My program has survived a ridiculous and trying week of great loss. Sunday, our former Chairman, a giant in the field of surgery, died. His family was by his side. He has lived a life full of amazing accomplishments. He has touched the lives of many patients, taught many residents who have gone on to accomplish great things of their own. His death was shocking for many of us, others already knew he wasn't well the past few weeks. He is a presence in our department that will be sorely missed. Dr. S, your legacy will live on forever.
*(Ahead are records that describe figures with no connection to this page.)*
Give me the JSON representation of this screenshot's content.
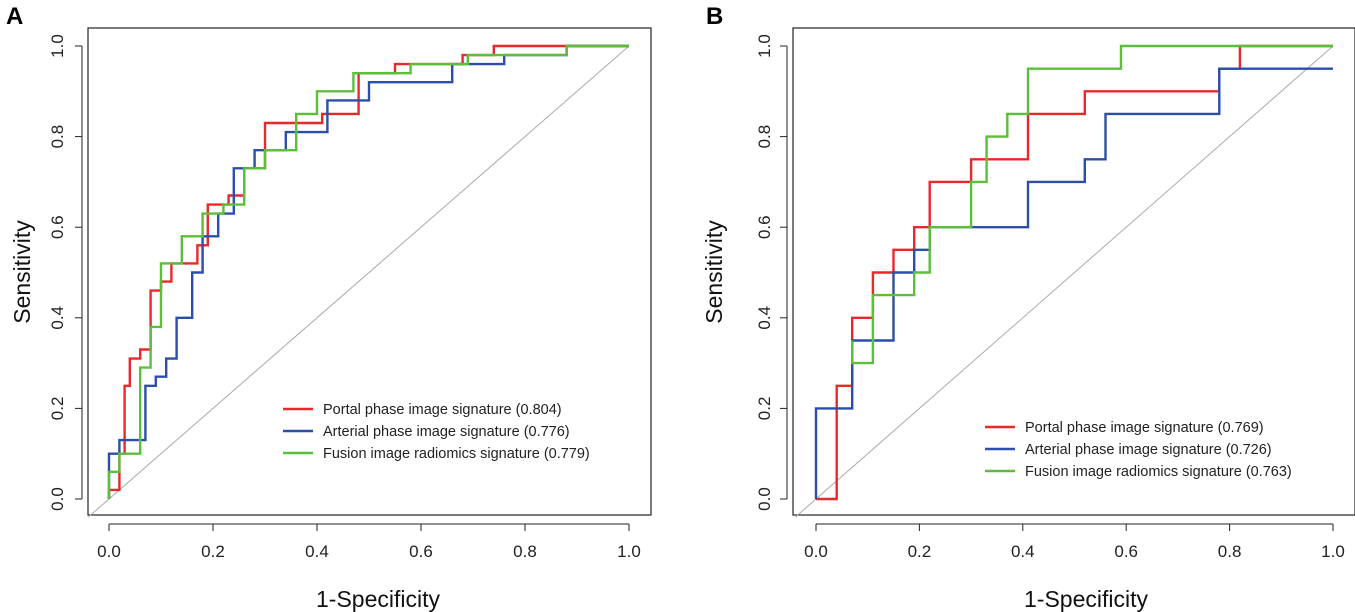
{
  "chart_data": [
    {
      "panel": "A",
      "type": "line",
      "subtype": "roc",
      "xlabel": "1-Specificity",
      "ylabel": "Sensitivity",
      "xlim": [
        0,
        1
      ],
      "ylim": [
        0,
        1
      ],
      "xticks": [
        "0.0",
        "0.2",
        "0.4",
        "0.6",
        "0.8",
        "1.0"
      ],
      "yticks": [
        "0.0",
        "0.2",
        "0.4",
        "0.6",
        "0.8",
        "1.0"
      ],
      "diagonal_reference": true,
      "legend_position": "bottom-right",
      "series": [
        {
          "name": "Portal phase image signature (0.804)",
          "color": "#e8292c",
          "x": [
            0.0,
            0.0,
            0.02,
            0.02,
            0.03,
            0.03,
            0.04,
            0.04,
            0.06,
            0.06,
            0.08,
            0.08,
            0.1,
            0.1,
            0.12,
            0.12,
            0.17,
            0.17,
            0.19,
            0.19,
            0.23,
            0.23,
            0.26,
            0.26,
            0.3,
            0.3,
            0.41,
            0.41,
            0.48,
            0.48,
            0.55,
            0.55,
            0.68,
            0.68,
            0.74,
            0.74,
            1.0
          ],
          "y": [
            0.0,
            0.02,
            0.02,
            0.1,
            0.1,
            0.25,
            0.25,
            0.31,
            0.31,
            0.33,
            0.33,
            0.46,
            0.46,
            0.48,
            0.48,
            0.52,
            0.52,
            0.56,
            0.56,
            0.65,
            0.65,
            0.67,
            0.67,
            0.73,
            0.73,
            0.83,
            0.83,
            0.85,
            0.85,
            0.94,
            0.94,
            0.96,
            0.96,
            0.98,
            0.98,
            1.0,
            1.0
          ]
        },
        {
          "name": "Arterial phase image signature (0.776)",
          "color": "#2b4fa8",
          "x": [
            0.0,
            0.0,
            0.02,
            0.02,
            0.07,
            0.07,
            0.09,
            0.09,
            0.11,
            0.11,
            0.13,
            0.13,
            0.16,
            0.16,
            0.18,
            0.18,
            0.21,
            0.21,
            0.24,
            0.24,
            0.28,
            0.28,
            0.34,
            0.34,
            0.42,
            0.42,
            0.5,
            0.5,
            0.66,
            0.66,
            0.76,
            0.76,
            0.88,
            0.88,
            1.0
          ],
          "y": [
            0.0,
            0.1,
            0.1,
            0.13,
            0.13,
            0.25,
            0.25,
            0.27,
            0.27,
            0.31,
            0.31,
            0.4,
            0.4,
            0.5,
            0.5,
            0.58,
            0.58,
            0.63,
            0.63,
            0.73,
            0.73,
            0.77,
            0.77,
            0.81,
            0.81,
            0.88,
            0.88,
            0.92,
            0.92,
            0.96,
            0.96,
            0.98,
            0.98,
            1.0,
            1.0
          ]
        },
        {
          "name": "Fusion image radiomics signature (0.779)",
          "color": "#5cbf3c",
          "x": [
            0.0,
            0.0,
            0.02,
            0.02,
            0.06,
            0.06,
            0.08,
            0.08,
            0.1,
            0.1,
            0.14,
            0.14,
            0.18,
            0.18,
            0.22,
            0.22,
            0.26,
            0.26,
            0.3,
            0.3,
            0.36,
            0.36,
            0.4,
            0.4,
            0.47,
            0.47,
            0.58,
            0.58,
            0.69,
            0.69,
            0.88,
            0.88,
            1.0
          ],
          "y": [
            0.0,
            0.06,
            0.06,
            0.1,
            0.1,
            0.29,
            0.29,
            0.38,
            0.38,
            0.52,
            0.52,
            0.58,
            0.58,
            0.63,
            0.63,
            0.65,
            0.65,
            0.73,
            0.73,
            0.77,
            0.77,
            0.85,
            0.85,
            0.9,
            0.9,
            0.94,
            0.94,
            0.96,
            0.96,
            0.98,
            0.98,
            1.0,
            1.0
          ]
        }
      ]
    },
    {
      "panel": "B",
      "type": "line",
      "subtype": "roc",
      "xlabel": "1-Specificity",
      "ylabel": "Sensitivity",
      "xlim": [
        0,
        1
      ],
      "ylim": [
        0,
        1
      ],
      "xticks": [
        "0.0",
        "0.2",
        "0.4",
        "0.6",
        "0.8",
        "1.0"
      ],
      "yticks": [
        "0.0",
        "0.2",
        "0.4",
        "0.6",
        "0.8",
        "1.0"
      ],
      "diagonal_reference": true,
      "legend_position": "bottom-right",
      "series": [
        {
          "name": "Portal phase image signature (0.769)",
          "color": "#e8292c",
          "x": [
            0.0,
            0.04,
            0.04,
            0.07,
            0.07,
            0.11,
            0.11,
            0.15,
            0.15,
            0.19,
            0.19,
            0.22,
            0.22,
            0.3,
            0.3,
            0.41,
            0.41,
            0.52,
            0.52,
            0.78,
            0.78,
            0.82,
            0.82,
            1.0
          ],
          "y": [
            0.0,
            0.0,
            0.25,
            0.25,
            0.4,
            0.4,
            0.5,
            0.5,
            0.55,
            0.55,
            0.6,
            0.6,
            0.7,
            0.7,
            0.75,
            0.75,
            0.85,
            0.85,
            0.9,
            0.9,
            0.95,
            0.95,
            1.0,
            1.0
          ]
        },
        {
          "name": "Arterial phase image signature (0.726)",
          "color": "#2b4fa8",
          "x": [
            0.0,
            0.0,
            0.07,
            0.07,
            0.15,
            0.15,
            0.19,
            0.19,
            0.22,
            0.22,
            0.41,
            0.41,
            0.52,
            0.52,
            0.56,
            0.56,
            0.78,
            0.78,
            1.0
          ],
          "y": [
            0.0,
            0.2,
            0.2,
            0.35,
            0.35,
            0.5,
            0.5,
            0.55,
            0.55,
            0.6,
            0.6,
            0.7,
            0.7,
            0.75,
            0.75,
            0.85,
            0.85,
            0.95,
            0.95
          ]
        },
        {
          "name": "Fusion image radiomics signature (0.763)",
          "color": "#5cbf3c",
          "x": [
            0.07,
            0.07,
            0.11,
            0.11,
            0.19,
            0.19,
            0.22,
            0.22,
            0.3,
            0.3,
            0.33,
            0.33,
            0.37,
            0.37,
            0.41,
            0.41,
            0.59,
            0.59,
            0.7,
            0.7,
            0.78,
            0.78,
            1.0
          ],
          "y": [
            0.35,
            0.3,
            0.3,
            0.45,
            0.45,
            0.5,
            0.5,
            0.6,
            0.6,
            0.7,
            0.7,
            0.8,
            0.8,
            0.85,
            0.85,
            0.95,
            0.95,
            1.0,
            1.0,
            1.0,
            1.0,
            1.0,
            1.0
          ]
        }
      ]
    }
  ]
}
Early Monday morning we heard that one of our young budding surgical oncologist died. He died overseas as a visiting scholar - a huge honor that he was so excited about. He was only 42 years old - the always beaming father of three beautiful little girls. His death was completely random and sudden. This was a crushing blow. My second year I spent nearly my entire oncology rotation doing breast cases with this attending. Listening to all three of Shaquille O'Neal's albums (yes I said THREE!!) and he knew all the words. Again, let me repeat - He knew ALL the words. We bantered over our Eagles/Cowboys rivalry. Last year when the Eagles beat the Cowboys I wallpapered his office with "Fly, Eagles, Fly" posters. One year I operated with him after the Cowboys beat the Eagles and he wore his Cowboys hat and lanyard and brought cowboys paraphernalia into the OR just to taunt me. He swore by the wall of 4-0's in his mastectomy closure, a move I've probably complained about but will likely follow someday in by own breast onc practice, which I plan to specialize in. I talked to him briefly about my career plans, we were waiting to sit down and plan this year. I haven't operated with him in the last couple of years but I have an Eagles hat waiting and specially made just for this purpose. 700 patients. There has been immense outpouring of love and disbelief from his patients. So many lives saved. I pray that his girls will always know that their father's life was lived with purpose and meaning. People can live 100 years and not touch a fraction of the women and men who have been cured, supported and cared for him. I hope they will always remember the times they did have with their father. I want them to know that he bragged about them constantly, that he lit up every moment he spoke about them, that he inspired us to see how the love of parenting and doctoring could go hand in hand. He put them first. You were his heart - his girls and his beautiful wife. He was so proud of all of you. Dr. A, our hearts are breaking, you will be greatly missed.
Beautiful tribute, Cutter. I have not yet lost a close mentor - that must have been excruciating, especially the young one. I am glad you and many others have those girls in your heart. My partners lost a close partner in her prime to breast cancer - member of our family - before my time here. I feel like I know her - she lives on in stories and memories.